Caru Brandi inaugura exposição sobre dissidência de gênero no Catete
Exposição de Caru Brandi aborda dissidência de gênero no Catete

Exposição de Caru Brandi no Catete aborda dissidência de gênero com obras visuais

O artista transmasculino não-binárie Caru Brandi inaugurou nesta quinta-feira (5) a exposição Fabulações transviadas de Caru Brandi no Centro Nacional de Folclore e Cultura Popular (CNFCP/Iphan), localizado no bairro do Catete, Rio de Janeiro. Com entrada gratuita, a mostra representa um marco histórico como a primeira individual de um artista transmasculino não-binárie no Programa Sala do Artista Popular (SAP), que completa 43 anos de existência.

Obras que desafiam dicotomias estabelecidas

Caru Brandi, natural de Porto Alegre, apresenta uma coleção de pinturas e cerâmicas figurativas que retratam, de forma lúdica e crítica, a dissidência de gênero. As obras, que estão todas disponíveis para venda, apresentam seres híbridos e oníricos com poses, posturas e expressões curiosas, realçadas por cores intensas que capturam a atenção do público.

"Ao retratar esses seres que desafiam dicotomias estabelecidas, do que é humano, do que é a natureza, o que é homem, o que é mulher, a exposição abraça dicotomias, no caso da arte", analisa Patrick Monteiro do Nascimento Silva, antropólogo responsável pela pesquisa e texto do catálogo da exposição.

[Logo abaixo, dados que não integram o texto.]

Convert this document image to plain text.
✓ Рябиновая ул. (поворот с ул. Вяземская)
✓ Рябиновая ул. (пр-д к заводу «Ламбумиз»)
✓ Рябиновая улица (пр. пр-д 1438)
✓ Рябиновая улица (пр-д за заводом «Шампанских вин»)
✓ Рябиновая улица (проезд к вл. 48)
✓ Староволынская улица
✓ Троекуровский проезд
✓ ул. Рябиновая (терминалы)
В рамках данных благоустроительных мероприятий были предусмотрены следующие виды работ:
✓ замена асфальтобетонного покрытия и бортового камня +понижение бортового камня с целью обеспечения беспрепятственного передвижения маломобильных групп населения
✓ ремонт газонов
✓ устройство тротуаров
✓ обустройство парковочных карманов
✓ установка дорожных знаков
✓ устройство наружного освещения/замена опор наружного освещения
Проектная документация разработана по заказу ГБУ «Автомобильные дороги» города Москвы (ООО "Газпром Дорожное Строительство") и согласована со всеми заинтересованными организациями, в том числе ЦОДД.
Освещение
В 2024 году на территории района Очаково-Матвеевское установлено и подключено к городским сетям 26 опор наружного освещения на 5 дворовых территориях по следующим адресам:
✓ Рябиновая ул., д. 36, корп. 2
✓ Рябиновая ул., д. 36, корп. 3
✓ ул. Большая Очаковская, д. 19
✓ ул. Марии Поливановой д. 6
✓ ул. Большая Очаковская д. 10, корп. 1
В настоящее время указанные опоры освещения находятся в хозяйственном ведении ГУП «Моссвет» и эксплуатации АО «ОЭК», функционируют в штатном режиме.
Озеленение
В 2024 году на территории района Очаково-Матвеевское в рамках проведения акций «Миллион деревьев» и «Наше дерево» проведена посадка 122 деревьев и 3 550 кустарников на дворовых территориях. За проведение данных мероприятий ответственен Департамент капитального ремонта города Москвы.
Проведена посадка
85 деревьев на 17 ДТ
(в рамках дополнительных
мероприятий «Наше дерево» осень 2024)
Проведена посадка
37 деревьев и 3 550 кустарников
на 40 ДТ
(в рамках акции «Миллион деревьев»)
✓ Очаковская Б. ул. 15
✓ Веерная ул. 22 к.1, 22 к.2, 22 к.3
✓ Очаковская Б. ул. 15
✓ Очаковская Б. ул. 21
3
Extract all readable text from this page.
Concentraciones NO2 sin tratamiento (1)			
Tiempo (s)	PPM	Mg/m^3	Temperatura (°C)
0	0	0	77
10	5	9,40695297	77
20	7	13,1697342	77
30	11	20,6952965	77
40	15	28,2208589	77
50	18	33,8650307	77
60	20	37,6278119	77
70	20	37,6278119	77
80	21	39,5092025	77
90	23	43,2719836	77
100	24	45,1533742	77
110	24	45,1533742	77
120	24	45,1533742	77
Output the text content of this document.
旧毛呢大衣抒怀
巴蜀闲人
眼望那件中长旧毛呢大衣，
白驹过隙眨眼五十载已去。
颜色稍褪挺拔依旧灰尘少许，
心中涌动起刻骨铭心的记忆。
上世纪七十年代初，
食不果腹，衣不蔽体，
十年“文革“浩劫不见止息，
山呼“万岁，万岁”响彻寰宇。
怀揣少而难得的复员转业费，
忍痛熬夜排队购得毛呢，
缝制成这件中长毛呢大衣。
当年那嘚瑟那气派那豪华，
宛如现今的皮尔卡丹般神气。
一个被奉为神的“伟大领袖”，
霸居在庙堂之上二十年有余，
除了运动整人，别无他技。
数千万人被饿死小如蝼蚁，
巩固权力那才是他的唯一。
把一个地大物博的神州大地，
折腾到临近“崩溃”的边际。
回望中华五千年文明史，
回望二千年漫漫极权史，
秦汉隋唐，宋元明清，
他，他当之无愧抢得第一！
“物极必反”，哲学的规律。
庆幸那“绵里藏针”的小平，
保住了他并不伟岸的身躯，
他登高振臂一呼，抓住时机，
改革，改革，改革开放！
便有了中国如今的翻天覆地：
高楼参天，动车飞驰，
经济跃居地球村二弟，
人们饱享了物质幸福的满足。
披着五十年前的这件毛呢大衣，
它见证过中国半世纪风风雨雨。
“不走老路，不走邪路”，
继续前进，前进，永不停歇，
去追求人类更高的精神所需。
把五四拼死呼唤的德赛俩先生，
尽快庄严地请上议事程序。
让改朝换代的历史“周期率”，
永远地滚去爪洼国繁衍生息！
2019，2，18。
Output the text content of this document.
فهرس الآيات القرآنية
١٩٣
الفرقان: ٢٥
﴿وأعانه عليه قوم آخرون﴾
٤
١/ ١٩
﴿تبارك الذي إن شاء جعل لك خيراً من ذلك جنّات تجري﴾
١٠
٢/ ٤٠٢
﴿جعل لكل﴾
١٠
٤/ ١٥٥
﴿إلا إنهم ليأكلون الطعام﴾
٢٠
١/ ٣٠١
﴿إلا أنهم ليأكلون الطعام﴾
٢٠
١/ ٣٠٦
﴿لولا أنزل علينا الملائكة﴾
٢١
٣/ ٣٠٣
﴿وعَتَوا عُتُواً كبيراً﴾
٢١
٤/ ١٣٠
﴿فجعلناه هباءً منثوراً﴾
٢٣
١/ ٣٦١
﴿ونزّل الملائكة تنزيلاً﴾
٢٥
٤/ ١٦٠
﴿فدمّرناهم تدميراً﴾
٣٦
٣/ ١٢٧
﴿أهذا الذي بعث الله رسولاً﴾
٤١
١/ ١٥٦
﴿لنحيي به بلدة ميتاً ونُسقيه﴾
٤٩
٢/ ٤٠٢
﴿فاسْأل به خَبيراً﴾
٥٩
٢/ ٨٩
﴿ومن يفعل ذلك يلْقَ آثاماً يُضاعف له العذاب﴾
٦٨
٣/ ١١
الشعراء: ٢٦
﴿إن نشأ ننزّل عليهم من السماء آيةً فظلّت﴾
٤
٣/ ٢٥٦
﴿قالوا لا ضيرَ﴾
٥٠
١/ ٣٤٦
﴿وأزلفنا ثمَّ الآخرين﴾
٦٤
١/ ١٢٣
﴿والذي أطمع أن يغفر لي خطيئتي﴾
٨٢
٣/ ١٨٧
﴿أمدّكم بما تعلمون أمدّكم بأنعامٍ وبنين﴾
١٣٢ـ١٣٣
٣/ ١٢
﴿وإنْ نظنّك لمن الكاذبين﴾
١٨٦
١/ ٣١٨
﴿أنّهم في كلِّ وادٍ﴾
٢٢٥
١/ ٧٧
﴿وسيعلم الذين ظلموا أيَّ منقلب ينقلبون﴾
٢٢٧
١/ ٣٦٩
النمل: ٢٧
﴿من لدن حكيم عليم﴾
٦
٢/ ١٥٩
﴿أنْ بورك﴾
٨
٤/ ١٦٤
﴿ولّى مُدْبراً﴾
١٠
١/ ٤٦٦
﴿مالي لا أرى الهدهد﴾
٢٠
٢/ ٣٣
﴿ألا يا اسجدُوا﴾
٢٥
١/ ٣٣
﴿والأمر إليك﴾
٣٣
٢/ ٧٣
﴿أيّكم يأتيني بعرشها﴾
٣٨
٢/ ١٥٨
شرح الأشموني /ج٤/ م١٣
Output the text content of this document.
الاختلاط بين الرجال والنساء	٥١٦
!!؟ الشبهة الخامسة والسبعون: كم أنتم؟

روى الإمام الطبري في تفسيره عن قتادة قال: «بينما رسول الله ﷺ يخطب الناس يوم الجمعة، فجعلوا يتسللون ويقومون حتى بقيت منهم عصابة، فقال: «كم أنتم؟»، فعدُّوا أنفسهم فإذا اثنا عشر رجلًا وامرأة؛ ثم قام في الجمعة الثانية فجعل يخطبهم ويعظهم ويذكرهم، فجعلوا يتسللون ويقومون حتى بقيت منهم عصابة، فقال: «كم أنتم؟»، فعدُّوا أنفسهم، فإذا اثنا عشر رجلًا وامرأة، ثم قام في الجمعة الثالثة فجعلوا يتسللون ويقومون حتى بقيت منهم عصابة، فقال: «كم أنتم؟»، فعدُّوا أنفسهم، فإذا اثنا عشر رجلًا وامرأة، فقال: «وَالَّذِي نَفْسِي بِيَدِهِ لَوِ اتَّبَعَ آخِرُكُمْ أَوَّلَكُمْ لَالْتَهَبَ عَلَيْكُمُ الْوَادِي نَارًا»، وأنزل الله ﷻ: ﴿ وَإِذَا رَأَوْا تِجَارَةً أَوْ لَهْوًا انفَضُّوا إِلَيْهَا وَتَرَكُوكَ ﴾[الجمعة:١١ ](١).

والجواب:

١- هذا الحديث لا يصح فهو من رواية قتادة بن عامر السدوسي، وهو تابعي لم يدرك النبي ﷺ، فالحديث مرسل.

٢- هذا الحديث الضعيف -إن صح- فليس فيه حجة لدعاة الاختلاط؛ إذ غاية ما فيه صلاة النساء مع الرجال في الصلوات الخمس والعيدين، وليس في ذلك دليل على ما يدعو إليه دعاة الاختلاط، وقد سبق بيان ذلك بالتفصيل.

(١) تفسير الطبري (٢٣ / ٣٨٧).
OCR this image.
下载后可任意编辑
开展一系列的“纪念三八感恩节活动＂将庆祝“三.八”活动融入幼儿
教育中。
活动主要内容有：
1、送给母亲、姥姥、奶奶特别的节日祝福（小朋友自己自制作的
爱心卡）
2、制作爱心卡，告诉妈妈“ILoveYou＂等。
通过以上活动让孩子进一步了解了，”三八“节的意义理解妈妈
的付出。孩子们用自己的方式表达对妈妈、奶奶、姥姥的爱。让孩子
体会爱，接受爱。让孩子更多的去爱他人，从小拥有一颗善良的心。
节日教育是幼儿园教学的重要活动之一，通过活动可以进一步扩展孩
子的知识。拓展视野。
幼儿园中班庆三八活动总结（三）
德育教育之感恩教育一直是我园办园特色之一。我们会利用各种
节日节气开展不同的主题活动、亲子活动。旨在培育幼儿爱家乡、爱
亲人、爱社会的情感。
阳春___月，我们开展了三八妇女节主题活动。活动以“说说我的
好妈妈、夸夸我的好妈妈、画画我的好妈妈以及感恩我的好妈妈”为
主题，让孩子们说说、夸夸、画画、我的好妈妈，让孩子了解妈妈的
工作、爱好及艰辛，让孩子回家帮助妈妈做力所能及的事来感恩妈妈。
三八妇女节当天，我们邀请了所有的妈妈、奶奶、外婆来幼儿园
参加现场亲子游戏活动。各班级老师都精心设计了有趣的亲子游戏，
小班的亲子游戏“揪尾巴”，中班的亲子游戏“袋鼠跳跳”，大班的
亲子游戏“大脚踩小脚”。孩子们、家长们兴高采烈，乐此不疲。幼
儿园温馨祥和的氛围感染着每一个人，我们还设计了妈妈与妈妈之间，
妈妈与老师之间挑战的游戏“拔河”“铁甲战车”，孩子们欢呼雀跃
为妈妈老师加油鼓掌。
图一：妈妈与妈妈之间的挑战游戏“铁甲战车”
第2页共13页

Contexto histórico e institucional

A mostra ocorre em um momento significativo para as políticas culturais brasileiras. O Instituto do Patrimônio Histórico e Artístico Nacional (Iphan) instituiu recentemente o Grupo de Trabalho LGBTQIAPN+ através da Portaria nº 260 de 27 de junho de 2025, com o objetivo de:

  • Fomentar parcerias com entidades governamentais e não-governamentais
  • Potencializar políticas públicas de preservação da memória LGBTQIAPN+
  • Formular proposta para criação de Comitê Permanente do Patrimônio LGBTQIAPN+
  • Garantir o direito à memória e salvaguarda do patrimônio cultural deste segmento

Trajetória pessoal e artística de Caru Brandi

Nascido em 07 de janeiro de 1995 em Porto Alegre e criado na zona rural de Viamão, Caru Brandi descobriu sua expressão artística inicialmente através da tatuagem em 2018. Em 2020, começou a pintar e, em 2022, expandiu sua produção para cerâmicas e esculturas. Formado em Direito pela UFRGS, o artista nunca exerceu a profissão, dedicando-se integralmente à arte-educação e produção visual.

Um momento crucial em sua trajetória ocorreu durante a pandemia de coronavírus, quando iniciou a terapia hormonal com testosterona. "É um momento que eu começo a me hormonizar (...), a aplicar testosterona no meu corpo. E diferente de algumas narrativas que eu tinha, de algumas transmasculinidades (...). No lugar de uma representação desses corpos, [há] essa busca por uma identidade para mim também", relata o artista no catálogo da exposição.

Processo criativo e influências

A série Transviades, criada em 2020, gira em torno de aspectos da transição de gênero e apresenta formas com proporções que não seguem compromissos realistas das partes do corpo. Segundo o pesquisador Patrick Silva, essa abordagem representa uma crítica social aos olhares dirigidos ao corpo dissidente.

Caru Brandi explica sua perspectiva: "O que a pessoa olha para quando ela tá olhando para você? Ela quer saber quem você é, se você é um homem, se você é mulher, ela olha para o seu corpo. (...) Pensar em desafiar isso".

Entre suas inspirações, o artista cita Ailton Krenak, autor e ativista indígena, para refletir sobre o conceito de "humano" e a invenção colonial desta categoria, além da obra de Rosana Paulino. Sua viagem a Belém do Pará, terra natal de sua mãe, também influenciou sua busca por ancestralidade e conexão com raízes indígenas e negras.

Informações práticas

A exposição Fabulações transviadas de Caru Brandi permanece aberta ao público até 22 de abril no Centro Nacional de Folclore e Cultura Popular, localizado na Rua do Catete, 179, no bairro do Catete, Rio de Janeiro. O horário de funcionamento é:

  1. Terça a sexta-feira: das 10h às 18h
  2. Sábados, domingos e feriados: das 11h às 17h

A realização é da Associação Cultural de Amigos do Museu do Folclore Edison Carneiro (Acamufec) em parceria com o Centro Nacional de Folclore e Cultura Popular do Instituto de Patrimônio Histórico e Artístico Nacional (CNFCP/Iphan).